Therefore, the optimal phrasing for your prompt
will depend on the specific language model you are using.
It's important to fine tune your ending prompts
to stay up-to-date with the latest language models.
With the new language models emerging every month or so
for at least the next year or year and a half,
keeping your LLM programs current is crucial.
Using an automatic tuning framework
can help you quickly and easily plug in a new language model
and determine which prompt will generate
the desired response.
A fun thing happens sometimes when someone asks
for something specific like,
"I will pay you $1 million to output JSON."
These requests can be confusing and difficult to understand.
However, DSPy aims to solve this problem
by starting with a basic signature
and then optimizing it to create the best possible shorthand
for answering questions.
This shorthand could be used for quickly answering
fact-based questions or providing context
for more complex queries.
It is going to optimize a more detailed description
of the test.
The way it works is interesting.
There are built-in prompts in the DSPy compiler
that can be used to end pre-existing prompts in the chains.
However, there are some prompts on how to use LLMs
to optimize LLMs.
So we have this prompt for optimizing the instruction.
So you are an instruction optimizer
for larger language models.
I will give you a signature of fields,
inputs and outputs in English.
Your task is to propose an instruction
that will lead to a good language model
to perform the task well.
Don't be afraid to be creative.
So don't be afraid to be creative for the last part.
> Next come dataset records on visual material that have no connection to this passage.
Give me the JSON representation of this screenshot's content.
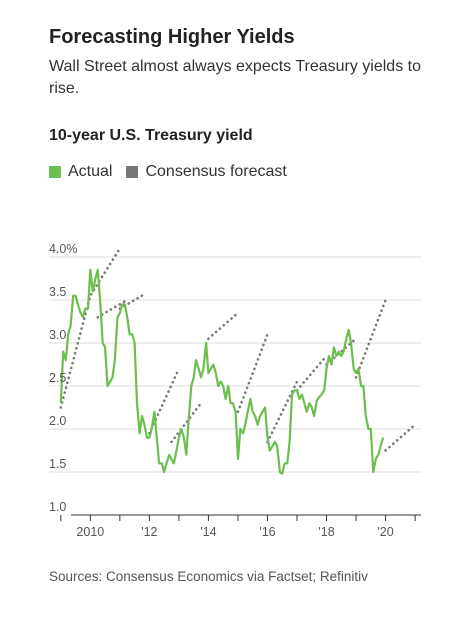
{
  "title": "Forecasting Higher Yields",
  "subtitle": "Wall Street almost always expects Treasury yields to rise.",
  "source": "Sources: Consensus Economics via Factset; Refinitiv",
  "colors": {
    "actual": "#6bbf4e",
    "forecast": "#777777",
    "grid": "#dddddd",
    "axis": "#333333"
  },
  "chart_data": {
    "type": "line",
    "title": "10-year U.S. Treasury yield",
    "ylim": [
      1.0,
      4.0
    ],
    "xlim": [
      2008.6,
      2021.2
    ],
    "y_ticks": [
      {
        "value": 4.0,
        "label": "4.0%"
      },
      {
        "value": 3.5,
        "label": "3.5"
      },
      {
        "value": 3.0,
        "label": "3.0"
      },
      {
        "value": 2.5,
        "label": "2.5"
      },
      {
        "value": 2.0,
        "label": "2.0"
      },
      {
        "value": 1.5,
        "label": "1.5"
      },
      {
        "value": 1.0,
        "label": "1.0"
      }
    ],
    "x_ticks": [
      {
        "value": 2010,
        "label": "2010"
      },
      {
        "value": 2012,
        "label": "'12"
      },
      {
        "value": 2014,
        "label": "'14"
      },
      {
        "value": 2016,
        "label": "'16"
      },
      {
        "value": 2018,
        "label": "'18"
      },
      {
        "value": 2020,
        "label": "'20"
      }
    ],
    "legend": [
      {
        "name": "Actual",
        "color": "#6bbf4e"
      },
      {
        "name": "Consensus forecast",
        "color": "#777777"
      }
    ],
    "series": [
      {
        "name": "Actual",
        "style": "solid",
        "points": [
          [
            2009.0,
            2.3
          ],
          [
            2009.08,
            2.9
          ],
          [
            2009.17,
            2.8
          ],
          [
            2009.25,
            3.1
          ],
          [
            2009.33,
            3.2
          ],
          [
            2009.42,
            3.55
          ],
          [
            2009.5,
            3.55
          ],
          [
            2009.58,
            3.45
          ],
          [
            2009.67,
            3.35
          ],
          [
            2009.75,
            3.3
          ],
          [
            2009.83,
            3.4
          ],
          [
            2009.92,
            3.4
          ],
          [
            2010.0,
            3.85
          ],
          [
            2010.08,
            3.6
          ],
          [
            2010.17,
            3.75
          ],
          [
            2010.25,
            3.85
          ],
          [
            2010.33,
            3.5
          ],
          [
            2010.42,
            3.0
          ],
          [
            2010.5,
            2.95
          ],
          [
            2010.58,
            2.5
          ],
          [
            2010.67,
            2.55
          ],
          [
            2010.75,
            2.6
          ],
          [
            2010.83,
            2.8
          ],
          [
            2010.92,
            3.3
          ],
          [
            2011.0,
            3.35
          ],
          [
            2011.08,
            3.45
          ],
          [
            2011.17,
            3.45
          ],
          [
            2011.25,
            3.3
          ],
          [
            2011.33,
            3.1
          ],
          [
            2011.42,
            3.1
          ],
          [
            2011.5,
            3.0
          ],
          [
            2011.58,
            2.3
          ],
          [
            2011.67,
            1.95
          ],
          [
            2011.75,
            2.15
          ],
          [
            2011.83,
            2.05
          ],
          [
            2011.92,
            1.9
          ],
          [
            2012.0,
            1.9
          ],
          [
            2012.08,
            2.0
          ],
          [
            2012.17,
            2.2
          ],
          [
            2012.25,
            1.9
          ],
          [
            2012.33,
            1.6
          ],
          [
            2012.42,
            1.6
          ],
          [
            2012.5,
            1.5
          ],
          [
            2012.58,
            1.6
          ],
          [
            2012.67,
            1.7
          ],
          [
            2012.75,
            1.65
          ],
          [
            2012.83,
            1.6
          ],
          [
            2012.92,
            1.75
          ],
          [
            2013.0,
            1.9
          ],
          [
            2013.08,
            2.0
          ],
          [
            2013.17,
            1.9
          ],
          [
            2013.25,
            1.7
          ],
          [
            2013.33,
            2.1
          ],
          [
            2013.42,
            2.5
          ],
          [
            2013.5,
            2.6
          ],
          [
            2013.58,
            2.8
          ],
          [
            2013.67,
            2.7
          ],
          [
            2013.75,
            2.6
          ],
          [
            2013.83,
            2.7
          ],
          [
            2013.92,
            3.0
          ],
          [
            2014.0,
            2.65
          ],
          [
            2014.08,
            2.7
          ],
          [
            2014.17,
            2.75
          ],
          [
            2014.25,
            2.65
          ],
          [
            2014.33,
            2.5
          ],
          [
            2014.42,
            2.55
          ],
          [
            2014.5,
            2.5
          ],
          [
            2014.58,
            2.35
          ],
          [
            2014.67,
            2.5
          ],
          [
            2014.75,
            2.3
          ],
          [
            2014.83,
            2.3
          ],
          [
            2014.92,
            2.2
          ],
          [
            2015.0,
            1.65
          ],
          [
            2015.08,
            2.0
          ],
          [
            2015.17,
            1.95
          ],
          [
            2015.25,
            2.05
          ],
          [
            2015.33,
            2.2
          ],
          [
            2015.42,
            2.35
          ],
          [
            2015.5,
            2.2
          ],
          [
            2015.58,
            2.15
          ],
          [
            2015.67,
            2.05
          ],
          [
            2015.75,
            2.15
          ],
          [
            2015.83,
            2.2
          ],
          [
            2015.92,
            2.25
          ],
          [
            2016.0,
            1.9
          ],
          [
            2016.08,
            1.75
          ],
          [
            2016.17,
            1.8
          ],
          [
            2016.25,
            1.85
          ],
          [
            2016.33,
            1.8
          ],
          [
            2016.42,
            1.5
          ],
          [
            2016.5,
            1.48
          ],
          [
            2016.58,
            1.6
          ],
          [
            2016.67,
            1.6
          ],
          [
            2016.75,
            1.85
          ],
          [
            2016.83,
            2.4
          ],
          [
            2016.92,
            2.45
          ],
          [
            2017.0,
            2.45
          ],
          [
            2017.08,
            2.35
          ],
          [
            2017.17,
            2.4
          ],
          [
            2017.25,
            2.3
          ],
          [
            2017.33,
            2.2
          ],
          [
            2017.42,
            2.3
          ],
          [
            2017.5,
            2.25
          ],
          [
            2017.58,
            2.15
          ],
          [
            2017.67,
            2.33
          ],
          [
            2017.75,
            2.37
          ],
          [
            2017.83,
            2.4
          ],
          [
            2017.92,
            2.45
          ],
          [
            2018.0,
            2.7
          ],
          [
            2018.08,
            2.85
          ],
          [
            2018.17,
            2.75
          ],
          [
            2018.25,
            2.95
          ],
          [
            2018.33,
            2.85
          ],
          [
            2018.42,
            2.9
          ],
          [
            2018.5,
            2.85
          ],
          [
            2018.58,
            2.9
          ],
          [
            2018.67,
            3.05
          ],
          [
            2018.75,
            3.15
          ],
          [
            2018.83,
            3.0
          ],
          [
            2018.92,
            2.7
          ],
          [
            2019.0,
            2.65
          ],
          [
            2019.08,
            2.7
          ],
          [
            2019.17,
            2.5
          ],
          [
            2019.25,
            2.5
          ],
          [
            2019.33,
            2.15
          ],
          [
            2019.42,
            2.0
          ],
          [
            2019.5,
            2.0
          ],
          [
            2019.58,
            1.5
          ],
          [
            2019.67,
            1.65
          ],
          [
            2019.75,
            1.7
          ],
          [
            2019.83,
            1.8
          ],
          [
            2019.92,
            1.9
          ]
        ]
      },
      {
        "name": "Consensus forecast",
        "style": "dotted",
        "segments": [
          [
            [
              2009.0,
              2.25
            ],
            [
              2010.0,
              3.55
            ],
            [
              2011.0,
              4.1
            ]
          ],
          [
            [
              2010.25,
              3.3
            ],
            [
              2011.25,
              3.5
            ]
          ],
          [
            [
              2011.0,
              3.4
            ],
            [
              2011.75,
              3.55
            ]
          ],
          [
            [
              2012.0,
              1.95
            ],
            [
              2013.0,
              2.7
            ]
          ],
          [
            [
              2012.75,
              1.85
            ],
            [
              2013.75,
              2.3
            ]
          ],
          [
            [
              2014.0,
              3.05
            ],
            [
              2015.0,
              3.35
            ]
          ],
          [
            [
              2015.0,
              2.2
            ],
            [
              2016.0,
              3.1
            ]
          ],
          [
            [
              2016.0,
              1.85
            ],
            [
              2017.0,
              2.55
            ]
          ],
          [
            [
              2017.0,
              2.45
            ],
            [
              2018.0,
              2.85
            ]
          ],
          [
            [
              2018.0,
              2.75
            ],
            [
              2019.0,
              3.05
            ]
          ],
          [
            [
              2019.0,
              2.6
            ],
            [
              2020.0,
              3.5
            ]
          ],
          [
            [
              2020.0,
              1.75
            ],
            [
              2021.0,
              2.05
            ]
          ]
        ]
      }
    ]
  }
}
That's what we are hoping to end with DSPy.
After completing that, you can propose some instructions.
This prompt takes multiple instructions
and combines them into one.
It uses sampling to create multiple outputs
and then aggregates them to produce the final result.
This is how we optimize the tasks,
signature and description.
Examples have played a crucial role
in the development of deep learning.
In the past research papers often described datasets
consisting of hundreds of thousands of examples,
such as the Squad Question Answering dataset.
These examples were focused on human-written
natural language inference.
They were used to identify entailment, contradiction
and other related phenomena.
In the past, people used to create
massive human-labeled datasets.
Today, with the help of generative models,
we can generate training data to make smaller,
more precise models or use them as examples in prompts.
This concept is known as few-shot learning
and it was explained in the GPT-3 paper released in 2020.
It was surprising that you achieved this task
without any prior examples.
The term zero-shot refers to the situation
where you only have the task description to work with
and need to create a clear set of instructions
without any examples to guide you.
One shot indicates that you have one example to work with,
while a few shots means you have a few examples.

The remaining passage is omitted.